When looking at the differences between X-Auth-Token vs Authorization headers, which is preferred?
Solution 1:
Authorization
is the primary header used by clients to authenticate against peers in HTTP as foreseen in RFC 7235. It is often linked to the Basic
authentication scheme as per RFC 7617, but that is not a given.
The Basic
scheme allows clients to provide a username-password-pair separated by a colon (:
) coded in Base64. It cannot be stressed enough that this is a transport coding that provides no real security benefits. E.g. the example given by you can trivially be 'decrypted' into Aladdin:open sesame
.
Through the IANA HTTP Authentication Scheme Registry (see also: RFC 7235, sec. 5.1) you will find the Bearer
scheme (defined in RFC 6750), which is closely tied to OAuth 2.0. X-Auth-Token
is pretty much providing a shortcut here as it (presumably) does not rely on either OAuth or the HTTP authentication framework.

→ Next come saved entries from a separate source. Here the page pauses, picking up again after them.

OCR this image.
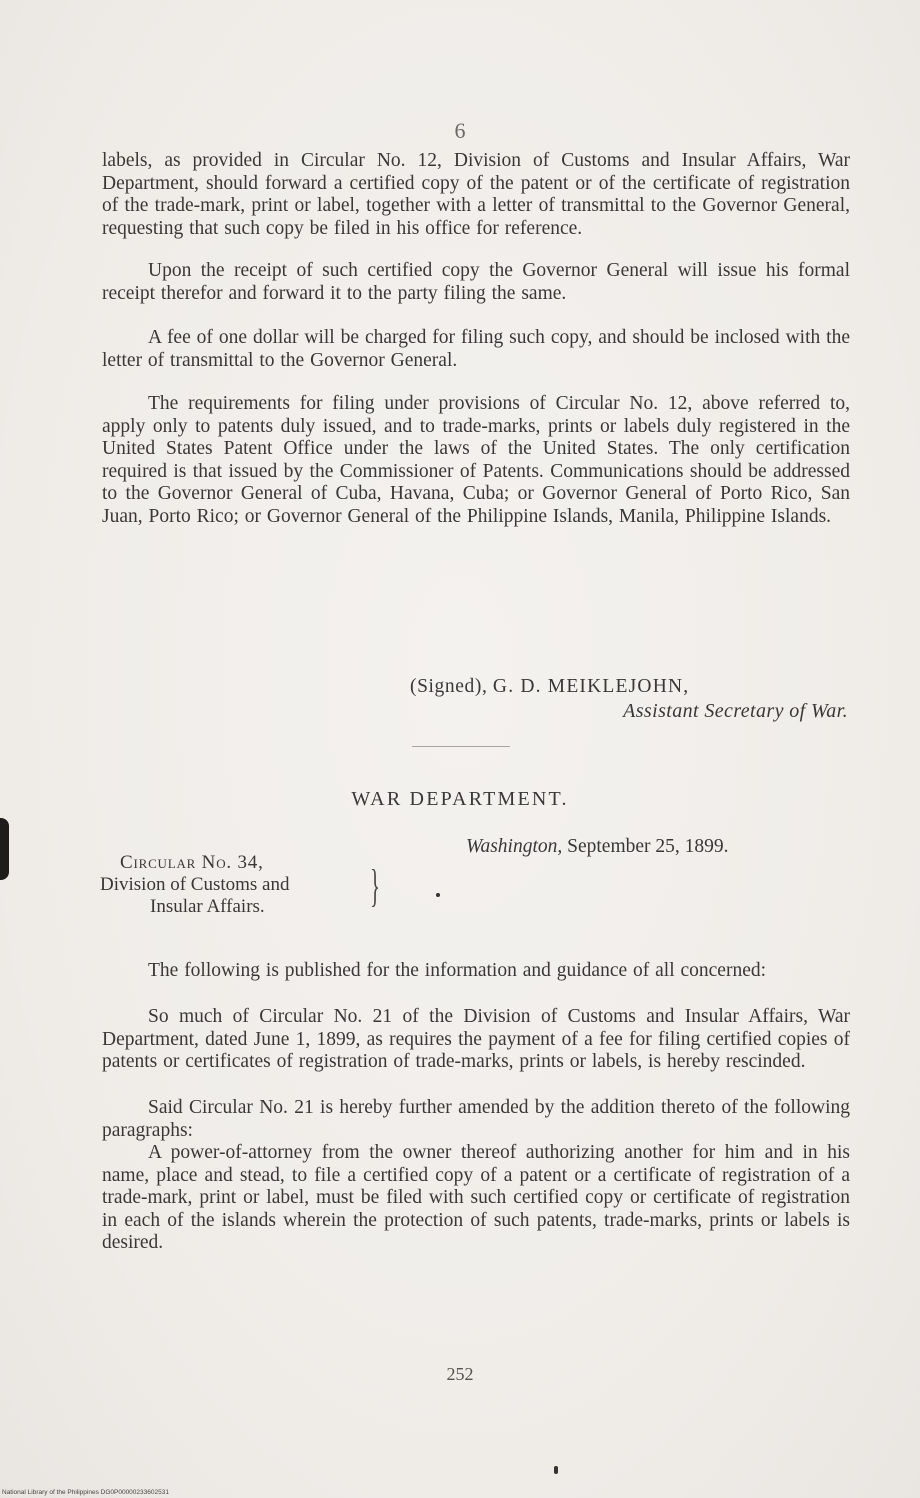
6

labels, as provided in Circular No. 12, Division of Customs and Insular Affairs, War Department, should forward a certified copy of the patent or of the certificate of registration of the trade-mark, print or label, together with a letter of transmittal to the Governor General, requesting that such copy be filed in his office for reference.

Upon the receipt of such certified copy the Governor General will issue his formal receipt therefor and forward it to the party filing the same.

A fee of one dollar will be charged for filing such copy, and should be inclosed with the letter of transmittal to the Governor General.

The requirements for filing under provisions of Circular No. 12, above referred to, apply only to patents duly issued, and to trade-marks, prints or labels duly registered in the United States Patent Office under the laws of the United States. The only certification required is that issued by the Commissioner of Patents. Communications should be addressed to the Governor General of Cuba, Havana, Cuba; or Governor General of Porto Rico, San Juan, Porto Rico; or Governor General of the Philippine Islands, Manila, Philippine Islands.

(Signed), G. D. MEIKLEJOHN,
Assistant Secretary of War.
WAR DEPARTMENT.
Washington, September 25, 1899.
Circular No. 34,
Division of Customs and
Insular Affairs.	}

The following is published for the information and guidance of all concerned:

So much of Circular No. 21 of the Division of Customs and Insular Affairs, War Department, dated June 1, 1899, as requires the payment of a fee for filing certified copies of patents or certificates of registration of trade-marks, prints or labels, is hereby rescinded.

Said Circular No. 21 is hereby further amended by the addition thereto of the following paragraphs:

A power-of-attorney from the owner thereof authorizing another for him and in his name, place and stead, to file a certified copy of a patent or a certificate of registration of a trade-mark, print or label, must be filed with such certified copy or certificate of registration in each of the islands wherein the protection of such patents, trade-marks, prints or labels is desired.

252
National Library of the Philippines DG0P00000233602531
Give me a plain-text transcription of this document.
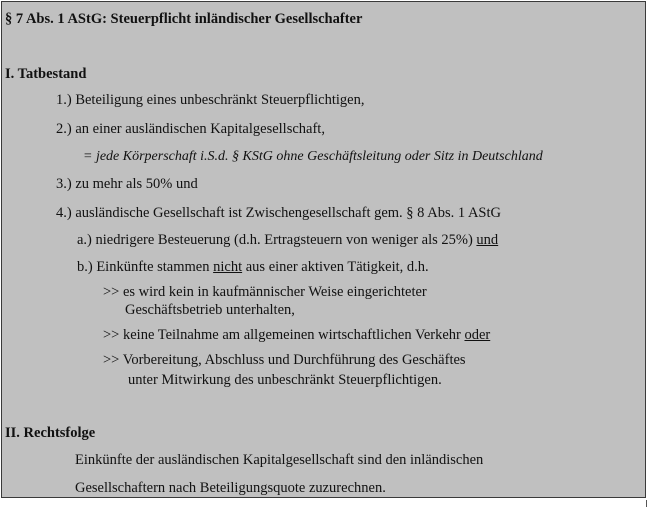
§ 7 Abs. 1 AStG: Steuerpflicht inländischer Gesellschafter
I. Tatbestand
1.) Beteiligung eines unbeschränkt Steuerpflichtigen,
2.) an einer ausländischen Kapitalgesellschaft,
= jede Körperschaft i.S.d. § KStG ohne Geschäftsleitung oder Sitz in Deutschland
3.) zu mehr als 50% und
4.) ausländische Gesellschaft ist Zwischengesellschaft gem. § 8 Abs. 1 AStG
a.) niedrigere Besteuerung (d.h. Ertragsteuern von weniger als 25%) und
b.) Einkünfte stammen nicht aus einer aktiven Tätigkeit, d.h.
>> es wird kein in kaufmännischer Weise eingerichteter
Geschäftsbetrieb unterhalten,
>> keine Teilnahme am allgemeinen wirtschaftlichen Verkehr oder
>> Vorbereitung, Abschluss und Durchführung des Geschäftes
unter Mitwirkung des unbeschränkt Steuerpflichtigen.
II. Rechtsfolge
Einkünfte der ausländischen Kapitalgesellschaft sind den inländischen
Gesellschaftern nach Beteiligungsquote zuzurechnen.
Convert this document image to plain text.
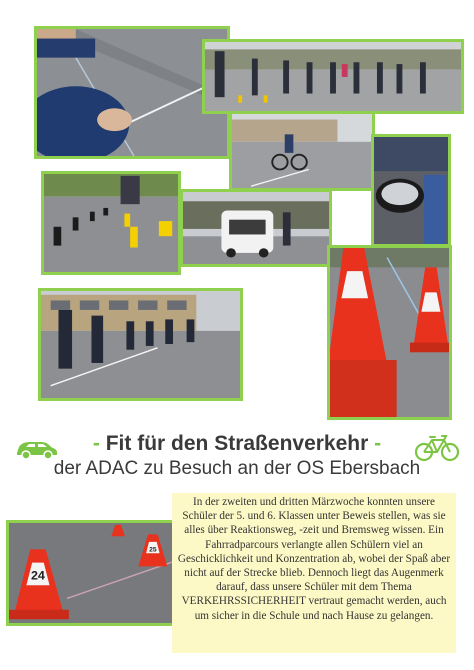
24
25
- Fit für den Straßenverkehr -
der ADAC zu Besuch an der OS Ebersbach
In der zweiten und dritten Märzwoche konnten unsere Schüler der 5. und 6. Klassen unter Beweis stellen, was sie alles über Reaktionsweg, -zeit und Bremsweg wissen. Ein Fahrradparcours verlangte allen Schülern viel an Geschicklichkeit und Konzentration ab, wobei der Spaß aber nicht auf der Strecke blieb. Dennoch liegt das Augenmerk darauf, dass unsere Schüler mit dem Thema VERKEHRSSICHERHEIT vertraut gemacht werden, auch um sicher in die Schule und nach Hause zu gelangen.
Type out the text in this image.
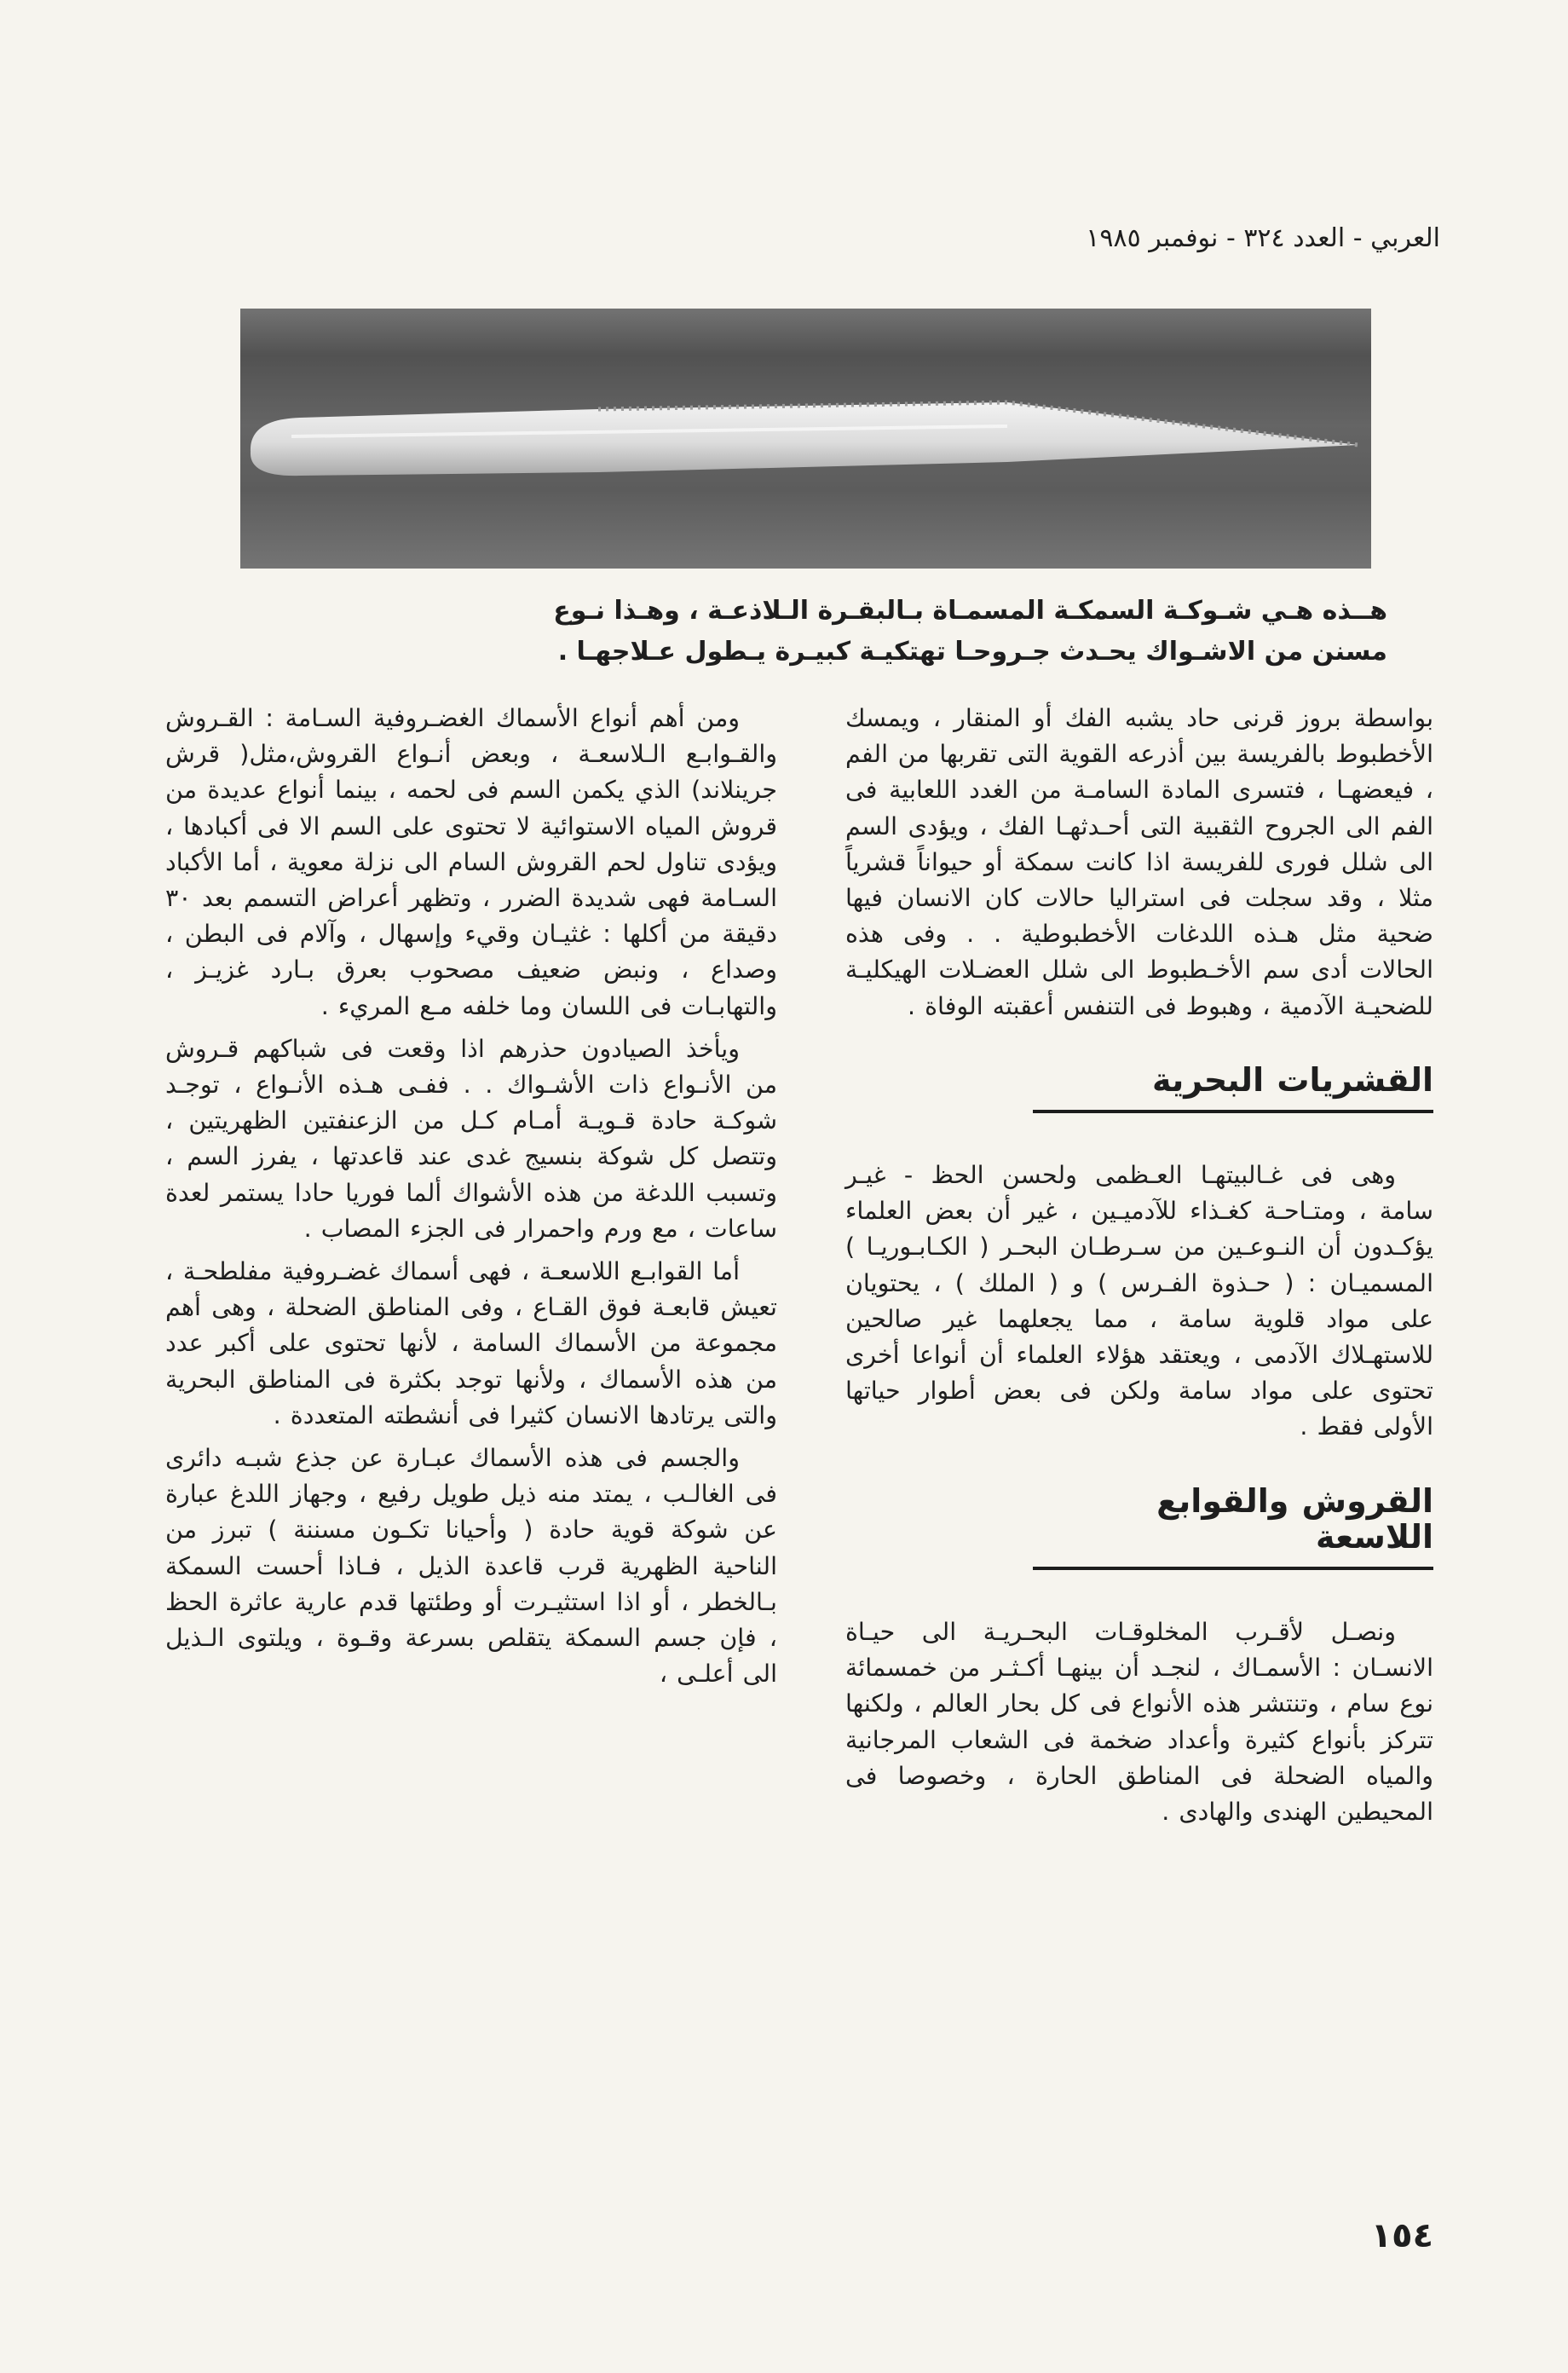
العربي - العدد ٣٢٤ - نوفمبر ١٩٨٥

هــذه هـي شـوكـة السمكـة المسمـاة بـالبقـرة الـلاذعـة ، وهـذا نـوع

مسنن من الاشـواك يحـدث جـروحـا تهتكيـة كبيـرة يـطول عـلاجهـا .

بواسطة بروز قرنى حاد يشبه الفك أو المنقار ، ويمسك الأخطبوط بالفريسة بين أذرعه القوية التى تقربها من الفم ، فيعضهـا ، فتسرى المادة السامـة من الغدد اللعابية فى الفم الى الجروح الثقبية التى أحـدثهـا الفك ، ويؤدى السم الى شلل فورى للفريسة اذا كانت سمكة أو حيواناً قشرياً مثلا ، وقد سجلت فى استراليا حالات كان الانسان فيها ضحية مثل هـذه اللدغات الأخطبوطية . . وفى هذه الحالات أدى سم الأخـطبوط الى شلل العضـلات الهيكليـة للضحيـة الآدمية ، وهبوط فى التنفس أعقبته الوفاة .

القشريات البحرية

وهى فى غـالبيتهـا العـظمى ولحسن الحظ - غيـر سامة ، ومتـاحـة كغـذاء للآدميـين ، غير أن بعض العلماء يؤكـدون أن النـوعـين من سـرطـان البحـر ( الكـابـوريـا ) المسميـان : ( حـذوة الفـرس ) و ( الملك ) ، يحتويان على مواد قلوية سامة ، مما يجعلهما غير صالحين للاستهـلاك الآدمى ، ويعتقد هؤلاء العلماء أن أنواعا أخرى تحتوى على مواد سامة ولكن فى بعض أطوار حياتها الأولى فقط .

القروش والقوابع اللاسعة

ونصـل لأقـرب المخلوقـات البحـريـة الى حيـاة الانسـان : الأسمـاك ، لنجـد أن بينهـا أكـثـر من خمسمائة نوع سام ، وتنتشر هذه الأنواع فى كل بحار العالم ، ولكنها تتركز بأنواع كثيرة وأعداد ضخمة فى الشعاب المرجانية والمياه الضحلة فى المناطق الحارة ، وخصوصا فى المحيطين الهندى والهادى .

ومن أهم أنواع الأسماك الغضـروفية السـامة : القـروش والقـوابـع الـلاسعـة ، وبعض أنـواع القروش،مثل( قرش جرينلاند) الذي يكمن السم فى لحمه ، بينما أنواع عديدة من قروش المياه الاستوائية لا تحتوى على السم الا فى أكبادها ، ويؤدى تناول لحم القروش السام الى نزلة معوية ، أما الأكباد السـامة فهى شديدة الضرر ، وتظهر أعراض التسمم بعد ٣٠ دقيقة من أكلها : غثيـان وقيء وإسهال ، وآلام فى البطن ، وصداع ، ونبض ضعيف مصحوب بعرق بـارد غزيـز ، والتهابـات فى اللسان وما خلفه مـع المريء .

ويأخذ الصيادون حذرهم اذا وقعت فى شباكهم قـروش من الأنـواع ذات الأشـواك . . ففـى هـذه الأنـواع ، توجـد شوكـة حادة قـويـة أمـام كـل من الزعنفتين الظهريتين ، وتتصل كل شوكة بنسيج غدى عند قاعدتها ، يفرز السم ، وتسبب اللدغة من هذه الأشواك ألما فوريا حادا يستمر لعدة ساعات ، مع ورم واحمرار فى الجزء المصاب .

أما القوابـع اللاسعـة ، فهى أسماك غضـروفية مفلطحـة ، تعيش قابعـة فوق القـاع ، وفى المناطق الضحلة ، وهى أهم مجموعة من الأسماك السامة ، لأنها تحتوى على أكبر عدد من هذه الأسماك ، ولأنها توجد بكثرة فى المناطق البحرية والتى يرتادها الانسان كثيرا فى أنشطته المتعددة .

والجسم فى هذه الأسماك عبـارة عن جذع شبـه دائرى فى الغالـب ، يمتد منه ذيل طويل رفيع ، وجهاز اللدغ عبارة عن شوكة قوية حادة ( وأحيانا تكـون مسننة ) تبرز من الناحية الظهرية قرب قاعدة الذيل ، فـاذا أحست السمكة بـالخطر ، أو اذا استثيـرت أو وطئتها قدم عارية عاثرة الحظ ، فإن جسم السمكة يتقلص بسرعة وقـوة ، ويلتوى الـذيل الى أعلـى ،

١٥٤
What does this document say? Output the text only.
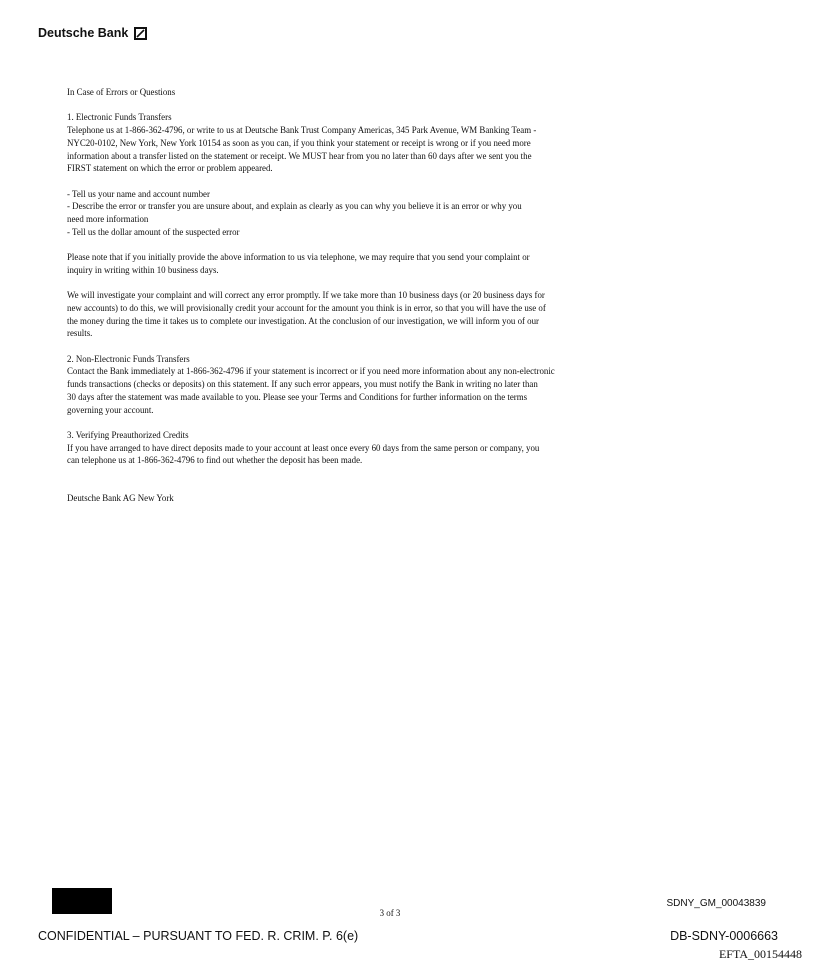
Deutsche Bank
In Case of Errors or Questions
1. Electronic Funds Transfers
Telephone us at 1-866-362-4796, or write to us at Deutsche Bank Trust Company Americas, 345 Park Avenue, WM Banking Team -
NYC20-0102, New York, New York 10154 as soon as you can, if you think your statement or receipt is wrong or if you need more
information about a transfer listed on the statement or receipt. We MUST hear from you no later than 60 days after we sent you the
FIRST statement on which the error or problem appeared.
- Tell us your name and account number
- Describe the error or transfer you are unsure about, and explain as clearly as you can why you believe it is an error or why you
need more information
- Tell us the dollar amount of the suspected error
Please note that if you initially provide the above information to us via telephone, we may require that you send your complaint or
inquiry in writing within 10 business days.
We will investigate your complaint and will correct any error promptly. If we take more than 10 business days (or 20 business days for
new accounts) to do this, we will provisionally credit your account for the amount you think is in error, so that you will have the use of
the money during the time it takes us to complete our investigation. At the conclusion of our investigation, we will inform you of our
results.
2. Non-Electronic Funds Transfers
Contact the Bank immediately at 1-866-362-4796 if your statement is incorrect or if you need more information about any non-electronic
funds transactions (checks or deposits) on this statement. If any such error appears, you must notify the Bank in writing no later than
30 days after the statement was made available to you. Please see your Terms and Conditions for further information on the terms
governing your account.
3. Verifying Preauthorized Credits
If you have arranged to have direct deposits made to your account at least once every 60 days from the same person or company, you
can telephone us at 1-866-362-4796 to find out whether the deposit has been made.
Deutsche Bank AG New York
3 of 3
SDNY_GM_00043839
CONFIDENTIAL – PURSUANT TO FED. R. CRIM. P. 6(e)	DB-SDNY-0006663
EFTA_00154448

Please note that with X-Auth-Token
being an unregistered header, it is subject to no formal specification and its presence and content is always tied to a respective application. No general assumptions can be made on it.
Solution 2:
'Authorization: Basic ' means basic authentication, browser/client have to supply the username/password with each request.
In case of 'x-auth-token' user has to supply username/password for the first time and server returns a access-token in header field 'x-auth-token'. For further sessions this token is exchanged, not the username/password.